According to Dupper, Platte had a great deal of difficulty finding a WMTS vendor to partner with. Tobin agrees that WMTS is still in its early stages, and that finding a reliable wireless network is tough. "You're throwing around life-critical signals across different departments, trying to carry them over a wireless infrastructure, so it's really important that your bandwidth and payload (the amount of data and the speed of transfer) is sufficient," he explains. In other words, a vendor needs to feel secure that the wireless infrastructure its applications are running on is reliable, and won't experience drop-outs.
"Again, because the technology was so new, there was no blueprint or step-by-step instruction manual. What we did was look for a vendor that would integrate their signal onto the antenna. This meant that they had to ride on the same network as all the other business and communication applications," explains Dupper. Most vendors wanted to disperse their signal on a discreet (separate) antenna or AP system. "Out of the telemetry vendors, Phillips (Baltimore, Md.) was the only one who had the courage to do this," says Dupper.
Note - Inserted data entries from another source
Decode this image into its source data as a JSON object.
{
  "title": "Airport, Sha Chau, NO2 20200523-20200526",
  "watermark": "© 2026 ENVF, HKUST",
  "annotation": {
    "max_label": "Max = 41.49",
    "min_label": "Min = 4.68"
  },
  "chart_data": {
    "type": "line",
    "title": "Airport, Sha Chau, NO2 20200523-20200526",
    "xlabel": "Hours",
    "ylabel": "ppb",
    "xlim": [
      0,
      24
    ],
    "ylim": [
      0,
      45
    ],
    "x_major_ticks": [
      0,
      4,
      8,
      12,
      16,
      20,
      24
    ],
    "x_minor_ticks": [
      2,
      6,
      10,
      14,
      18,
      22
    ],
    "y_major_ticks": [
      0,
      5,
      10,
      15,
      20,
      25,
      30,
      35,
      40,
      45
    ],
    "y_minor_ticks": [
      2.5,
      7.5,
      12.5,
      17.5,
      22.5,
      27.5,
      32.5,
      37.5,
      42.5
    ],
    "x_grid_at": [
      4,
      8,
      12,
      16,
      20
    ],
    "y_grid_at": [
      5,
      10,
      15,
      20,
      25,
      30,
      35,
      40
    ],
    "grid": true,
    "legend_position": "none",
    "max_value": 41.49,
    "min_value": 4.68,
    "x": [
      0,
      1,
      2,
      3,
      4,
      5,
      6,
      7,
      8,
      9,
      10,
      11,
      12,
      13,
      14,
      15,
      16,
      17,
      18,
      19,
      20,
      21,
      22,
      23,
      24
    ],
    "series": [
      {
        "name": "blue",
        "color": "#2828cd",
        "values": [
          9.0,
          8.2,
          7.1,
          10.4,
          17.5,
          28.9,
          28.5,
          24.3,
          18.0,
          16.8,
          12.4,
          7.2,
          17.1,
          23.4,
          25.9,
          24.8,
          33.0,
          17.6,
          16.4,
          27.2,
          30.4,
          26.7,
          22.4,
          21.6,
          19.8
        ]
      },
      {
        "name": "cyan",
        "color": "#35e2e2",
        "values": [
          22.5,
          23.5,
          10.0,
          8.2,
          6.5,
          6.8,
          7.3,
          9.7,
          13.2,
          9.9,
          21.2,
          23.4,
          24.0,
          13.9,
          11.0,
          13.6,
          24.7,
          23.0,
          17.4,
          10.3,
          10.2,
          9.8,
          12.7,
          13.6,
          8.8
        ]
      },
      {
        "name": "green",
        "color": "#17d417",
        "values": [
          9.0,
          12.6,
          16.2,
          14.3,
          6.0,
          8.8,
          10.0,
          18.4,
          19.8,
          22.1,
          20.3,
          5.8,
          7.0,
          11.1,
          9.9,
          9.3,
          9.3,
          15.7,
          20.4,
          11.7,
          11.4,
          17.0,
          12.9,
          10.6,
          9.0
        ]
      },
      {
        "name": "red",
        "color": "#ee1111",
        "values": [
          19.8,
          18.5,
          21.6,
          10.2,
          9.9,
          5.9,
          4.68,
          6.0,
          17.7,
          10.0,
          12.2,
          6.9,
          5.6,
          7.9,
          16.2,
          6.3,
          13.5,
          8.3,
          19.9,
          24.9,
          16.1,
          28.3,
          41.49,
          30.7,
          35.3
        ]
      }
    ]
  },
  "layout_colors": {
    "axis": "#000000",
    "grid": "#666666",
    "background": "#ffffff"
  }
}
The biggest concern with installing a telemetry system is ensuring that there is no drop out of signal — which can be life threatening if a critically ill patient is being monitored. "With the InnerWireless antenna, we are experiencing no drop-out in any of our applications," says Duper. For this reason, he contends Phillips now prefers to work in an InnerWirelses distributed antenna environment.
The key to successfully implementing a wireless network "will come from infrastructure, application and medical equipment vendors all working together to fit the needs of a particular enterprise," says Tobin.